@ethanjamescolez,
Like pretty much any form of communication, it depends on your audience.
Most workers aren't going to read an extra report/caveats unless that stuff is right there, in their faces (they often don't have the time to hunt for anything). As a result, they may end up believing the AI more than results would indicate they should.
Hence, you're probably going to be stuck with having to throw a bunch of caveats into a report. Which, you're right, could eventually render a report meaningless.
What about using colors and shapes to get some of your point across? Start with, say, three graphs. Maybe the first is for overall review signal. Go with red, amber, green for negative, neutral, positive, just like a traffic light (use a shape like a traffic light to bring the point home). Decide on the % for each color, e. g. 75-100% positive = green; 45-74% = amber; 0-44% = red or whatever you prefer.
Maybe make the next one an arrow pointing downward in black next to an arrow pointing upward in white, to show false negative or false positive chances, respectively. But since these probably aren't perfectly in opposition to one another, you may need a different design. I don't know.
And then maybe make the third one a bar chart showing for sentences of X length (5 words, let's say), the AI level was 68%, for sentences of 6 words, it was 12% or whatever.
You may be able to handle some of the interpretive issues at the start by just asking people what their purpose is in getting this information. e. g. they open the utility and the first thing it asks is:
Will this report be used for school, work, legal, or disciplinary decisions?
And then have the utility answer with something like:
There are limits on using this information for this purpose. Here they are: ___. Do you still wish to use this utility? Y/N.
This could be tailored depending on intended usage.
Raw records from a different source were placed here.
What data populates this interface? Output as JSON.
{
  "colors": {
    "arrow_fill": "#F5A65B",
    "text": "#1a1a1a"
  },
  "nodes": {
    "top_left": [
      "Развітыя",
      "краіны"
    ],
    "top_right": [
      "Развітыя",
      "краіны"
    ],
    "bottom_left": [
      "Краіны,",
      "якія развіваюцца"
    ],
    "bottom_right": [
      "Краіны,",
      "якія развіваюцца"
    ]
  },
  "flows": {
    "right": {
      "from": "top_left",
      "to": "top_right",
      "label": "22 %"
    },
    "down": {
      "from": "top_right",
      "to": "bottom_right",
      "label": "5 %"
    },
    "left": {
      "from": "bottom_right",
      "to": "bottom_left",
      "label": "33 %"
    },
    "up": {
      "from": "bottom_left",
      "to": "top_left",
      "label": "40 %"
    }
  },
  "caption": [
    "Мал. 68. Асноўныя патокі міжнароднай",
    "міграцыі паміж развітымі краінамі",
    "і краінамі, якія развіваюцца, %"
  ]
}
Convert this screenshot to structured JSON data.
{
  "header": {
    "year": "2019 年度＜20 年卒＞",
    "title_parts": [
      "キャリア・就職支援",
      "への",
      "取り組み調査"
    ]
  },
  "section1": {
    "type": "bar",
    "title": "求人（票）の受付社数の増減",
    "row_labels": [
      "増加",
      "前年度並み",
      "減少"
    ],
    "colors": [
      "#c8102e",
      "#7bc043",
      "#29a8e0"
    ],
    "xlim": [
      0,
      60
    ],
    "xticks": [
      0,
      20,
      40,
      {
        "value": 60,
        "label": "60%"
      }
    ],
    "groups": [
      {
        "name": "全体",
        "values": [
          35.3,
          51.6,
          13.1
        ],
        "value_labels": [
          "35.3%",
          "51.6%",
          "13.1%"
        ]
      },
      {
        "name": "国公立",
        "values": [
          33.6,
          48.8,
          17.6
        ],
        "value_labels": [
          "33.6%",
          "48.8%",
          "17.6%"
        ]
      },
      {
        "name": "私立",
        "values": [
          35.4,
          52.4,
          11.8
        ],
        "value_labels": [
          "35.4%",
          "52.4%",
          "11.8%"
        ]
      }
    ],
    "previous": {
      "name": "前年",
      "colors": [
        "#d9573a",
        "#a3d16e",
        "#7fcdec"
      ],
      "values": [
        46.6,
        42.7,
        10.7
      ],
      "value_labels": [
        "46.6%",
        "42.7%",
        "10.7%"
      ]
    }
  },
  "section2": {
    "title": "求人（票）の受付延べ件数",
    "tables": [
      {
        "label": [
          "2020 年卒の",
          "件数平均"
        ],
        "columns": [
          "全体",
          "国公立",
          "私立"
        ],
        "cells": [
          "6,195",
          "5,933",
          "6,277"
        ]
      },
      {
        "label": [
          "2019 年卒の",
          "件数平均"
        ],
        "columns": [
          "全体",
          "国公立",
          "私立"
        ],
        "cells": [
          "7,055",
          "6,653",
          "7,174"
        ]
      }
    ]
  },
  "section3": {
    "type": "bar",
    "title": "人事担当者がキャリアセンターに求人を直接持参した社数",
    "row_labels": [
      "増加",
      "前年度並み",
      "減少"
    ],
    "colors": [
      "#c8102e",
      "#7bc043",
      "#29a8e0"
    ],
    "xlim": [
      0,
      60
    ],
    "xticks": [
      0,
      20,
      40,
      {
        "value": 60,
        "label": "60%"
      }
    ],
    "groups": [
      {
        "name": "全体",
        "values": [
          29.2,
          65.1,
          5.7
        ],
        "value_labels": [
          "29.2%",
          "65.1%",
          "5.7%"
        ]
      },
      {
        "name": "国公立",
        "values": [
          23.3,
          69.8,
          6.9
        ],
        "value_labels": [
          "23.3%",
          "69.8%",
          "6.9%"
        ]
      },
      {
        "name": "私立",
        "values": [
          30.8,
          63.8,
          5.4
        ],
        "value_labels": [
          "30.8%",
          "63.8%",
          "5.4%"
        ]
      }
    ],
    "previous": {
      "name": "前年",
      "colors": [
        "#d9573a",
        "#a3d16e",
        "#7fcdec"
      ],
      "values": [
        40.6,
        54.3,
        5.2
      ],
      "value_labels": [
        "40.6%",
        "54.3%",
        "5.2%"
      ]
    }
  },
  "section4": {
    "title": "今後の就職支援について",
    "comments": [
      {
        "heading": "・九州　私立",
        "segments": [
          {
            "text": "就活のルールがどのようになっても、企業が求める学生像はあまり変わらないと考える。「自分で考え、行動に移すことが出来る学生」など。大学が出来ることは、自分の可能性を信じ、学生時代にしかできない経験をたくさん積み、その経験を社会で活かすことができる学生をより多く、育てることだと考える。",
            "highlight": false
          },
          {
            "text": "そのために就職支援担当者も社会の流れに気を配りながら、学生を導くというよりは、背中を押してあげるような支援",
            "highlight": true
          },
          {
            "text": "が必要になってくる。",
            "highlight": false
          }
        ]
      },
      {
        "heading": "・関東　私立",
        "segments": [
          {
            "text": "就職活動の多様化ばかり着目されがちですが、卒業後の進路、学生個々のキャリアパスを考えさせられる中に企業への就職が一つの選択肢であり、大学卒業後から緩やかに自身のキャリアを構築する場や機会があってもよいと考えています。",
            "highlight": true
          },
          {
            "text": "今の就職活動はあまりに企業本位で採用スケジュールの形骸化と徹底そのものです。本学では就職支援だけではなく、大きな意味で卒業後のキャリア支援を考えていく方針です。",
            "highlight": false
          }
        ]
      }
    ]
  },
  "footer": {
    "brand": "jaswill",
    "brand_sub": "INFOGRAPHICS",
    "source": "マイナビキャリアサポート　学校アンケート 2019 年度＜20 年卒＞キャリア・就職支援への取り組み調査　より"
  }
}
You could show this with a workflow diagram/flow chart. And maybe even note if the utility is being used against advice.
I wouldn't put people through the third degree before letting them use the utility, so you're probably limited to no more than 3 - 5 preliminary questions before people would stop using it. So, decide what you really need and make those questions count.
Finally, I'd recommend the utility showing sample length and document type no matter what it was used for. That could be with the results. This way, if a document length of under, say, 20 pages, with a 75% chance of a false positive might be an indicator that the sample size is too small to be trusted.